Migranten haben es in Deutschland nicht leicht
14. Februar 2020Keine Deutschkenntnisse, keine Ausbildung: dem Syrer Beniyan Bachar ging es wie so vielen anderen, als er als jugendlicher Flüchtling nach Deutschland kam. Heute ist der Kurde 23 Jahre alt und hat im Sommer 2019 im niedersächsischen Osnabrück seine Ausbildung zum Friseur abgeschlossen - als Bester seines Jahrgangs. "Ich bin einfach nur glücklich", sagte er bei seiner Auszeichnung in der örtlichen Handwerkskammer.
Eine Erfolgsgeschichte und ein praktisches Beispiel dafür, wie es im besten Fall laufen kann: Auf der einen Seite ein junger Flüchtling, der fleißig und bereit ist, sehr viel zu lernen. Auf der anderen Seite ein Team aus Ausbildern, Sprachlehrern und Sozialpädagogen, die ihm während der gesamten Ausbildung zur Seite stehen.
Kein Selbstläufer
"Unsere Betriebe haben mit Auszubildenden mit Fluchterfahrung überwiegend positive Erfahrungen gemacht", sagt Holger Schwannecke, Generalsekretär des Zentralverbands des Deutschen Handwerks (ZDH). "Was nicht heißt, dass eine solche Ausbildung ein Selbstläufer ist." Zu diesem Schluss kommt auch die Organisation für wirtschaftliche Zusammenarbeit und Entwicklung (OECD) in einer aktuellen Studie. Sie heißt "Das Potenzial von Migranten nutzen" und untersucht die Hindernisse, vor denen Bildungswillige in Deutschland auf ihrem Weg in und durch die Ausbildung stehen.
Hindernis Nummer eins sind fehlende Sprachkenntnisse, aber oftmals auch kriegsbedingt eine mangelhafte Schulausbildung. Laut OECD sind berufsvorbereitende Maßnahmen für Migranten unerlässlich. Allerdings koste es Zeit, Deutsch zu lernen, eventuell einen Schulabschluss nachzuholen, Bewerbungen zu schreiben, zu Behörden zu gehen oder eine Wohnung zu suchen, mahnt die OECD.
Wettlauf mit dem eigenen Asylverfahren
Zeit, die viele nicht haben, weil sie schnell Geld verdienen wollen oder Angst haben, dass sie abgeschoben werden, wenn sie keine Arbeit haben. Zudem ist es in Deutschland vom Wohnort abhängig, wer in welchem Alter und wie lange Anspruch auf eine Berufsvorbereitung hat. In sieben Bundesländern haben Jugendliche nur zwischen 16 und 18 Jahren Anspruch auf eine Berufsvorbereitung, in anderen auch noch Migranten mit 21, 25 oder 27 Jahren. Das müsse vereinheitlicht werden, fordert die OECD.

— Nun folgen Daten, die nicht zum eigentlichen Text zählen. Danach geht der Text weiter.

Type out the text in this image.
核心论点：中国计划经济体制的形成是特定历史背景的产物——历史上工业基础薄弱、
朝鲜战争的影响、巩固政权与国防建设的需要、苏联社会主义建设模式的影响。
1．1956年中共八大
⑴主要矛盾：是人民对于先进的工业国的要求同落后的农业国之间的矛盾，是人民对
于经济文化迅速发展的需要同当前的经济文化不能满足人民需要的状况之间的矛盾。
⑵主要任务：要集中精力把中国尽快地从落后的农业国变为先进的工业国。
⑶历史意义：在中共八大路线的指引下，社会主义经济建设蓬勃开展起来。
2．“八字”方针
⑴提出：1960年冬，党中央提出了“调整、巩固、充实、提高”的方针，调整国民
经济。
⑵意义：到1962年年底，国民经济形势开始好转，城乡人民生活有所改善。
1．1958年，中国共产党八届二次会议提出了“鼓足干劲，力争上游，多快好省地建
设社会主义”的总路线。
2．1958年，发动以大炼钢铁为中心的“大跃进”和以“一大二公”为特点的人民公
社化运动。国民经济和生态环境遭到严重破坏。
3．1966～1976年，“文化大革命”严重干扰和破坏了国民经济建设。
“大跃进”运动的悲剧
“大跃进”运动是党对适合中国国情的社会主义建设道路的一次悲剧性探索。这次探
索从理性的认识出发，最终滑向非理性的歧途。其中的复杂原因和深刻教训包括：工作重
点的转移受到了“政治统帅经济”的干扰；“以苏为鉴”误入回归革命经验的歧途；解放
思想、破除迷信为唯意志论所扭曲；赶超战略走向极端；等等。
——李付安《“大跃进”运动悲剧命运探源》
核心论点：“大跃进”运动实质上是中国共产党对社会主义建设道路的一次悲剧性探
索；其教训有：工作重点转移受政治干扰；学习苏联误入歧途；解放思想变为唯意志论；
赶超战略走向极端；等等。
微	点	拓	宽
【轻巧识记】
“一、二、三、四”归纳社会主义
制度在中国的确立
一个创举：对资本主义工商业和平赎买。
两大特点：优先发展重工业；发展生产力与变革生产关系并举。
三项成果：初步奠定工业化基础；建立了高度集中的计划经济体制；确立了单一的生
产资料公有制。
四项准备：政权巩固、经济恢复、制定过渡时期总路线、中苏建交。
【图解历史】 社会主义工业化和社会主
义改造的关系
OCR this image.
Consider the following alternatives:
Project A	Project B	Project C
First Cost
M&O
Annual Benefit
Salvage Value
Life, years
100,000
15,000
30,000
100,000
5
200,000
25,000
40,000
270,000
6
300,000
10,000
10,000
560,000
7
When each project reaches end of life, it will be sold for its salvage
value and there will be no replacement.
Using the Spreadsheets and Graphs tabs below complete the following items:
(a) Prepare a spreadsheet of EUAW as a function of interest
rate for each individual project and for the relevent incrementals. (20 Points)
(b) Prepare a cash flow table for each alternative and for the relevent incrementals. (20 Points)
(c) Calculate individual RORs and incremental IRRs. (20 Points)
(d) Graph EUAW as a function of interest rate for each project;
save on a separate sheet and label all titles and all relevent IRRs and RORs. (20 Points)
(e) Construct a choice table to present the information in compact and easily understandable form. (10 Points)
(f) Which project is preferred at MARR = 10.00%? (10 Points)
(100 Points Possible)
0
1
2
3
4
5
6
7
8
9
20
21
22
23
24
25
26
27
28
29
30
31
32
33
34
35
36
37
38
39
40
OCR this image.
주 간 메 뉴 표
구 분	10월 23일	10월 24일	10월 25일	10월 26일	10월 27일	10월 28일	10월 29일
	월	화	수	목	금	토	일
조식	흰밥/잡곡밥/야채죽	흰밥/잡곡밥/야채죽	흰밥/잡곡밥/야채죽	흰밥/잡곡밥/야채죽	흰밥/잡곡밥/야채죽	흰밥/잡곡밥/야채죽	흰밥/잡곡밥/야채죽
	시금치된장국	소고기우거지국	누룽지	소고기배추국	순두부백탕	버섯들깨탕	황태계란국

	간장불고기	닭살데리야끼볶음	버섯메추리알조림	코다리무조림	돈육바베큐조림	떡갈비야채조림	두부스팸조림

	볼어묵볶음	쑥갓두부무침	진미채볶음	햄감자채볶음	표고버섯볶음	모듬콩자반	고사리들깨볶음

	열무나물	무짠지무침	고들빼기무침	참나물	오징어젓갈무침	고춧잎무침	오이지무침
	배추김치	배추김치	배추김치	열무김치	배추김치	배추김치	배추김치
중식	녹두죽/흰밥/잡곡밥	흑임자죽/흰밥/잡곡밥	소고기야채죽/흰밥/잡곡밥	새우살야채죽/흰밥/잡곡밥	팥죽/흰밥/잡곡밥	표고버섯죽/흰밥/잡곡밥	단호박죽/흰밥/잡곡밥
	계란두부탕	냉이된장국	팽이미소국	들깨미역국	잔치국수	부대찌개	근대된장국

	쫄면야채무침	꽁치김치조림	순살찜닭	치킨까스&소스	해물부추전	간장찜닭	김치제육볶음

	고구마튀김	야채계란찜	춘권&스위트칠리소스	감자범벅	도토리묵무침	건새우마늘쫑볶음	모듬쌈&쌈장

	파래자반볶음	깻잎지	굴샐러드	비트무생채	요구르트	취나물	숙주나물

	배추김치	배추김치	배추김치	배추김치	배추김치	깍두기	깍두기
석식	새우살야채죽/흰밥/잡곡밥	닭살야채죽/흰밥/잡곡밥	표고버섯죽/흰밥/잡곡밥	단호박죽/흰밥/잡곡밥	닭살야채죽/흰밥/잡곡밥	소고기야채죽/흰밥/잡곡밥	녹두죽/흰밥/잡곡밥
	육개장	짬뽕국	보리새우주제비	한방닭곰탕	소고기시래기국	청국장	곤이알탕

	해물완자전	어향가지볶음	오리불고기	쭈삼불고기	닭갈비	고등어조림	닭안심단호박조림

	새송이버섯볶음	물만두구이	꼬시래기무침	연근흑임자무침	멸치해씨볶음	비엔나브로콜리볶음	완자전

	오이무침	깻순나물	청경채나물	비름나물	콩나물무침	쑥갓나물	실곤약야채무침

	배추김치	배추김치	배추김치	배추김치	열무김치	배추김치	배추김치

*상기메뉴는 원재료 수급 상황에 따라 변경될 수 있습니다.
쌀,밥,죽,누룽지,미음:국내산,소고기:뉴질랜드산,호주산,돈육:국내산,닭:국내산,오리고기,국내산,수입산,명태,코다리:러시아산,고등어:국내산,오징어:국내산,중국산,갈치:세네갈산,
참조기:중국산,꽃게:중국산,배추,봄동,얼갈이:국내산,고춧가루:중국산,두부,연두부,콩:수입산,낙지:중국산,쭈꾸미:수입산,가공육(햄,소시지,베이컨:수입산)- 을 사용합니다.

Im Vergleich zu Jugendlichen, die in Deutschland geboren und aufgewachsen sind, nehmen Migranten seltener eine betriebliche Ausbildung auf. Holger Schwannecke, Generalsekretär des Zentralverbands des Deutschen Handwerks (ZDH) bedauert das, er weiß aber auch, warum das so ist: "Um Geld zu verdienen." 450 Euro bekommt ein Auszubildender im Friseurhandwerk im ersten Lehrjahr. 550 Euro sind es im zweiten und etwa 700 Euro im dritten Lehrjahr. Das ist weitaus weniger, als man in einem Job als ungelernter Hilfsarbeiter verdienen kann.
"Das ist cool, das will ich auch."
Erst mit bestandener Ausbildung geht es finanziell bergauf und damit natürlich auch gesellschaftlich. "Vielfach wird der Stellenwert der beruflichen Aus- und Weiterbildung in Deutschland unterschätzt", so Schwannecke. Das müsse den Jugendlichen stärker vor Augen geführt werden. "Wir müssen mehr erfolgreiche Unternehmer mit Migrationshintergrund als Vorbilder gewinnen, damit die Jugendlichen sehen: Der oder die hat es geschafft, das ist cool, das will ich auch."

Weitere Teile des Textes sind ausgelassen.